The US military has largely remained silent on the issue, while the State Department, responding last year to a “We the People” petition that garnered 30,000 signatures, deferred to the British government as official owner of the territory.
“The United States appreciates the difficulties intrinsic to the issues raised by the Chagossian community,” the brief response said.
Bancoult said that “maybe Barack Obama doesn’t know” the history of the Chagos people.
"Many Americans don’t know. Even British people don’t know about the situation,” he said. “It is very difficult for us to continue the struggle but we will not give up.”
Rosemond Saminadien, 76, was born on the islands, worked as a blacksmith and raised a family there before being removed in 1973 on the last cargo ship that left for Mauritius.
He fondly recalls his life surrounded by the sea, eating fresh fish every day, like his family had for the previous four or five generations.
“For me, Chagos was paradise,” Saminadien said. “What they have done is unlawful.”
Bancoult said that only 682 native-born islanders are alive today.
“The people of Chagos are becoming more and more old. Is it that the British government is waiting for all the Chagossians to pass away?” he said.
The marine reserve would mean "no human footprints" or "Man Fridays" in the territory, Colin Roberts, the diplomat, is quoted as saying in the classified WikiLeaks cable.
His choice of words harkened back to a 1966 British diplomatic memo that similarly labeled Chagos islanders as “some few Tarzans or Man Fridays whose origins are obscure.”
The Chagos people take the “Robinson Crusoe”-derived term Man Fridays, which connotes an uneducated, subservient man, as a racial insult.

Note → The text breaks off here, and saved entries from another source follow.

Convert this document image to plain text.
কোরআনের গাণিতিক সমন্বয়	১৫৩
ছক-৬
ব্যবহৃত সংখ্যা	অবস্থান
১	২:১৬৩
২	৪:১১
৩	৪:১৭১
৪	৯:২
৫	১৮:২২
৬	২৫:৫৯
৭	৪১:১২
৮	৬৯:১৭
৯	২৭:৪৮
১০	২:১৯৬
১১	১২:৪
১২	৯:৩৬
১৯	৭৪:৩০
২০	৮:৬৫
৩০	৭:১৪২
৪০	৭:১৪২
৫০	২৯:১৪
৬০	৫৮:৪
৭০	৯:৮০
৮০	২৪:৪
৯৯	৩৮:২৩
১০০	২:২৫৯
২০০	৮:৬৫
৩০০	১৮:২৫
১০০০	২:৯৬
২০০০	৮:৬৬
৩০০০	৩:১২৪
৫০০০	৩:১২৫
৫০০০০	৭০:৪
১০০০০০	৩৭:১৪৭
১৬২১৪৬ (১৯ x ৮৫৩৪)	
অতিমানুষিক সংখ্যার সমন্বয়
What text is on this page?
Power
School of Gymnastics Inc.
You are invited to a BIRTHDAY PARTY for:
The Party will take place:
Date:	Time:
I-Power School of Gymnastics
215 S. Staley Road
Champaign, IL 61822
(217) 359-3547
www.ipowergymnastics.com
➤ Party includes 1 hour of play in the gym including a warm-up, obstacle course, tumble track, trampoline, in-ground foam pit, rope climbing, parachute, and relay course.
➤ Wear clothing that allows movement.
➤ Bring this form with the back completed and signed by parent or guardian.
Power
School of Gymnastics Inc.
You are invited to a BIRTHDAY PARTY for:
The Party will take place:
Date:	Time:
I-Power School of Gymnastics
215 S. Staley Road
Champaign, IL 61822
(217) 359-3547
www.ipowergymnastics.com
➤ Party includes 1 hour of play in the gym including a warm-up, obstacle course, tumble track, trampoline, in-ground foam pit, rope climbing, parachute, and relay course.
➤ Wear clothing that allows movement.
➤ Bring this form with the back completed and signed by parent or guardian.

“It shows that they consider us like seagulls — like birds, we don’t have a permanent place,” Bancoult said. “They have declared Chagos as the world’s largest marine reserve without protecting Chagossians.”
The Chagos Refugees Group responded to the London High Court’s decision to uphold the creation of the marine park by saying “it is high time” the British government “made this resolution of our plight a high priority.”
“Chagossians are the natural guardians of our beautiful islands,” the group’s statement said. “Our return will not endanger the beautiful corals or remaining fish stocks in any way.
“But our right to return is fundamental and will never be surrendered.”